Alors que le gouvernement adopte ce mercredi en Conseil des ministres le projet de loi de finances 2018, les écologistes s’alarment du creusement des inégalités qu’il causera.
Quand bien même le Président Macron clamait, la main sur le coeur, à l’Assemblée générale des Nations-unies : ”Nous avons traîné à traiter des inégalités contemporaines qu’un capitalisme déréglé s’est mis à produire”, il présente aujourd’hui un projet de loi de finances qui va creuser encore les inégalités, dans un pays où 10% des Français-e-s détiennent déjà plus de 50% des richesses.

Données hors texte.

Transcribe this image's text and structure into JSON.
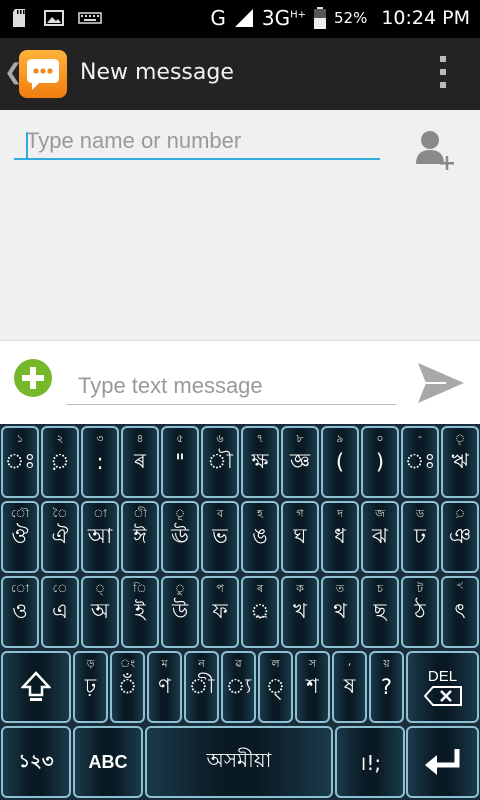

On l’aura compris, à l’instar des questions écologiques ou des ordonnances travail, le gouvernement sait manier la pommade rhétorique qui lui permet de faire passer des lois qui ne seraient certainement pas approuvées par une majorité de Français-e-s, si leurs effets étaient clairement énoncés. Car quid des 50% les plus pauvres qui détiennent moins de 5% des richesses nationales ? Ce projet de loi se fera à leur détriment : “En tenant compte des baisses annoncées de prestations sociales (…) les 10 % les plus riches verraient leurs revenus annuels augmenter de 1 193 € contre une baisse de 337 € pour les 10 % les plus pauvres”, souligne une étude réalisée par Oxfam et rendue publique le 25 septembre. Si on s’en tient au projet de loi, c’est à dire hors baisse des prestations sociales, les 10 % plus riches bénéficieront d’une hausse de revenus au moins 18 fois plus importante que les 10 % les plus pauvres.

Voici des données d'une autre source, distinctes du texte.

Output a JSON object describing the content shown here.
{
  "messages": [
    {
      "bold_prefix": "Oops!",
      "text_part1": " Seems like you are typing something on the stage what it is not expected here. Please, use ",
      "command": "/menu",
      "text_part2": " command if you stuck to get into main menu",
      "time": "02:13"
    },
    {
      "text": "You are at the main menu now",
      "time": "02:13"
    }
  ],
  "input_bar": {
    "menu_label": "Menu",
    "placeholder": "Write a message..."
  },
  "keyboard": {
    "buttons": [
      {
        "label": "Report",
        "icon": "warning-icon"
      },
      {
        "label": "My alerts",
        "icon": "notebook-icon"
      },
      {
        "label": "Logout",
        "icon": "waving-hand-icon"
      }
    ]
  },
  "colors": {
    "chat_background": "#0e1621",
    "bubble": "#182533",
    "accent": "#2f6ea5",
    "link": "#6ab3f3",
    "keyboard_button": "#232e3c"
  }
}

Les mesures en faveur des plus riches sont légion dans ce budget:
- La transformation de l’ISF en impôt sur la fortune immobilière permettra au 1% les plus riches d’économiser 3,6 milliards d’euros.
- La “flat tax” sur les revenus du capital, auparavant imposés au barème de l’impôt sur le revenu, permettra aux plus aisés de ne payer que 30 % d’impôt sur leurs revenus financiers, au lieu des 60 % de la tranche supérieure de l’impôt sur le revenu, augmentée de la CSG et des prélèvements sociaux.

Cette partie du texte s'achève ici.